The 61-year-old took viewers around the world, including the Middle East, with his popular TV series.

Anthony Bourdain
Television personality Anthony Bourdain died at the age of 61 [File: Evan Agostini/Invision/AP]

Tributes are flowing for Anthony Bourdain, a celebrated US chef, writer and TV presenter, who took his own life at the age of 61.

Throughout his career, Bourdain took viewers around the world with his popular television series, Parts Unknown. The show launched in 2013 after he joined CNN in a move that many viewed as risky for both the network and Bourdain.

He was found dead in a hotel room in France’s Strasbourg, where he had been working on an upcoming episode of his programme, CNN said in a statement on Friday.

Last year, Bourdain boiled down the main idea behind Parts Unknown for the New Yorker magazine: “I travel around the world, eat a lot of s***, and basically do whatever the f*** I want.”

The show featured meals in both out-of-the-way restaurants and the homes of locals, providing what the New Yorker called a “communion with a foreign culture so unmitigated that it feels practically intravenous.”

Bourdain visited the occupied West Bank and Gaza in 2013, showcasing local food and highlighting life under the occupation.

He also went to Libya where he looked at life after long-time ruler Muammar Gaddafi.

He concluded the episode by saying: “This is a place that’s filled with a lot of extraordinary people who have done an extraordinary thing on very short notice, under very difficult circumstances, and at a very difficult time – who are continuing to do the best they can, and I wish them well.”

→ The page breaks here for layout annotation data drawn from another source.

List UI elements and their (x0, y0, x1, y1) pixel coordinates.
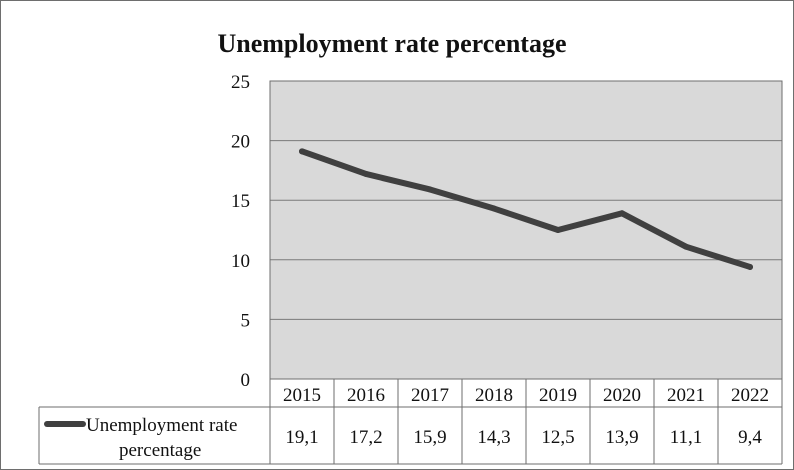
data-table-value: 9,4 (738, 427, 762, 448)
data-point (555, 227, 561, 233)
x-category-label: 2022 (731, 385, 769, 406)
y-tick-label: 25 (231, 72, 250, 93)
legend-label-line1: Unemployment rate (86, 415, 237, 436)
data-table-value: 15,9 (413, 427, 446, 448)
data-point (619, 210, 625, 217)
data-table-value: 19,1 (285, 427, 318, 448)
data-table-value: 12,5 (541, 427, 574, 448)
y-tick-label: 5 (241, 310, 251, 331)
data-point (747, 263, 753, 270)
data-point (491, 205, 497, 212)
data-table-value: 13,9 (605, 427, 638, 448)
y-tick-label: 15 (231, 191, 250, 212)
data-point (427, 186, 433, 193)
x-category-label: 2018 (475, 385, 513, 406)
y-tick-label: 0 (241, 370, 251, 391)
y-tick-label: 10 (231, 251, 250, 272)
data-point (683, 243, 689, 250)
x-category-label: 2017 (411, 385, 449, 406)
data-point (363, 170, 369, 177)
x-category-label: 2016 (347, 385, 385, 406)
plot-area (270, 81, 782, 379)
x-category-label: 2020 (603, 385, 641, 406)
data-table-value: 17,2 (349, 427, 382, 448)
legend-label-line2: percentage (119, 440, 201, 461)
x-category-label: 2019 (539, 385, 577, 406)
series-line (299, 148, 753, 270)
chart-title: Unemployment rate percentage (217, 29, 567, 58)
x-category-label: 2015 (283, 385, 321, 406)
x-category-label: 2021 (667, 385, 705, 406)
data-table-value: 14,3 (477, 427, 510, 448)
data-table-value: 11,1 (670, 427, 703, 448)
data-point (299, 148, 305, 155)
y-tick-label: 20 (231, 132, 250, 153)
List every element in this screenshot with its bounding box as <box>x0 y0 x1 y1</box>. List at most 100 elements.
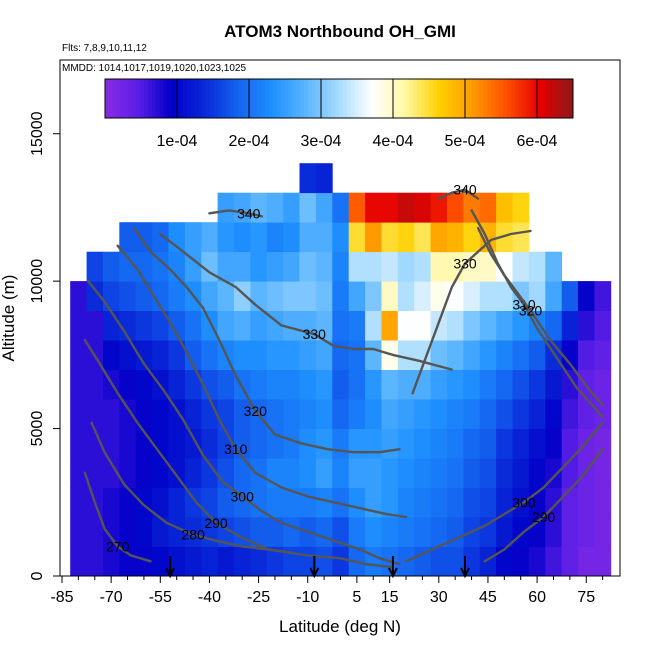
heatmap-cell <box>414 399 431 429</box>
heatmap-cell <box>479 517 497 547</box>
heatmap-cell <box>234 399 251 429</box>
heatmap-cell <box>578 281 595 311</box>
colorbar-segment <box>268 79 274 118</box>
heatmap-cell <box>496 310 513 341</box>
heatmap-cell <box>332 458 350 488</box>
colorbar-segment <box>370 79 375 118</box>
colorbar-segment <box>167 79 172 118</box>
heatmap-cell <box>365 192 382 223</box>
colorbar-segment <box>467 79 473 118</box>
heatmap-cell <box>365 517 382 547</box>
contour-label: 320 <box>244 403 268 419</box>
heatmap-cell <box>234 310 251 341</box>
colorbar-segment <box>171 79 176 118</box>
heatmap-cell <box>103 399 120 429</box>
heatmap-cell <box>135 517 153 547</box>
colorbar-segment <box>366 79 371 118</box>
heatmap-cell <box>430 192 448 223</box>
heatmap-cell <box>463 487 481 518</box>
heatmap-cell <box>365 310 382 341</box>
heatmap-cell <box>348 399 366 429</box>
heatmap-cell <box>463 281 481 311</box>
heatmap-cell <box>496 517 513 547</box>
heatmap-cell <box>103 517 120 547</box>
colorbar-segment <box>335 79 340 118</box>
heatmap-cell <box>86 428 104 459</box>
heatmap-cell <box>315 428 333 459</box>
heatmap-cell <box>86 251 104 282</box>
heatmap-cell <box>152 281 169 311</box>
heatmap-cell <box>332 487 350 518</box>
heatmap-cell <box>512 458 530 488</box>
heatmap-cell <box>103 281 120 311</box>
colorbar-segment <box>249 79 254 118</box>
heatmap-cell <box>315 222 333 253</box>
dates-subtitle: MMDD: 1014,1017,1019,1020,1023,1025 <box>62 63 246 74</box>
heatmap-cell <box>561 487 579 518</box>
heatmap-cell <box>414 222 431 253</box>
colorbar-segment <box>261 79 266 118</box>
heatmap-cell <box>315 487 333 518</box>
colorbar-segment <box>483 79 488 118</box>
colorbar-segment <box>389 79 395 118</box>
contour-label: 300 <box>231 488 255 504</box>
heatmap-cell <box>528 546 546 577</box>
heatmap-cell <box>512 517 530 547</box>
heatmap-cell <box>578 399 595 429</box>
heatmap-cell <box>463 369 481 400</box>
colorbar-segment <box>498 79 504 118</box>
heatmap-cell <box>201 546 219 577</box>
heatmap-cell <box>315 281 333 311</box>
heatmap-cell <box>512 399 530 429</box>
colorbar-segment <box>303 79 309 118</box>
colorbar-segment <box>378 79 383 118</box>
heatmap-cell <box>250 517 268 547</box>
heatmap-cell <box>103 251 120 282</box>
heatmap-cell <box>479 487 497 518</box>
heatmap-cell <box>119 428 137 459</box>
colorbar-segment <box>288 79 293 118</box>
heatmap-cell <box>135 340 153 370</box>
heatmap-cell <box>594 546 612 577</box>
heatmap-cell <box>414 310 431 341</box>
heatmap-cell <box>528 251 546 282</box>
heatmap-cell <box>332 517 350 547</box>
heatmap-cell <box>135 487 153 518</box>
heatmap-cell <box>496 458 513 488</box>
heatmap-cell <box>479 251 497 282</box>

He visited Oman and Lebanon in 2015.

It wasn’t his first time in Lebanon, where he had gone to shoot an episode of the show No Reservations in 2006. The show was interrupted by the outbreak of war between Hezbollah and Israel, but Bourdain’s love for Lebanon was cemented.

“There’s no place else even remotely like it. Everything great and all the world’s ills all in one glorious, messed up, magical, maddening, magnificent city. Beirut. It’s good to be back,” he said. 

Also in 2015, CNN aired Bourdain’s show on Iran.

“I am so confused. It wasn’t supposed to be like this. Of all of the places, of all the countries, all the years of traveling, it’s here in Iran that I am greeted most warmly by total strangers,” he said.

Bourdain’s profile began to soar in 1999 when the New Yorker published his article Don’t Eat Before Reading This, which he developed into the 2000 book, Kitchen Confidential: Adventures in the Culinary Underbelly.

He went on to host television programmes, first on the Food Network and the Travel Channel, before joining CNN.

“His love of great adventure, new friends, fine food and drink and the remarkable stories of the world made him a unique storyteller,” CNN said in its statement.

“His talents never ceased to amaze us and we will miss him very much.”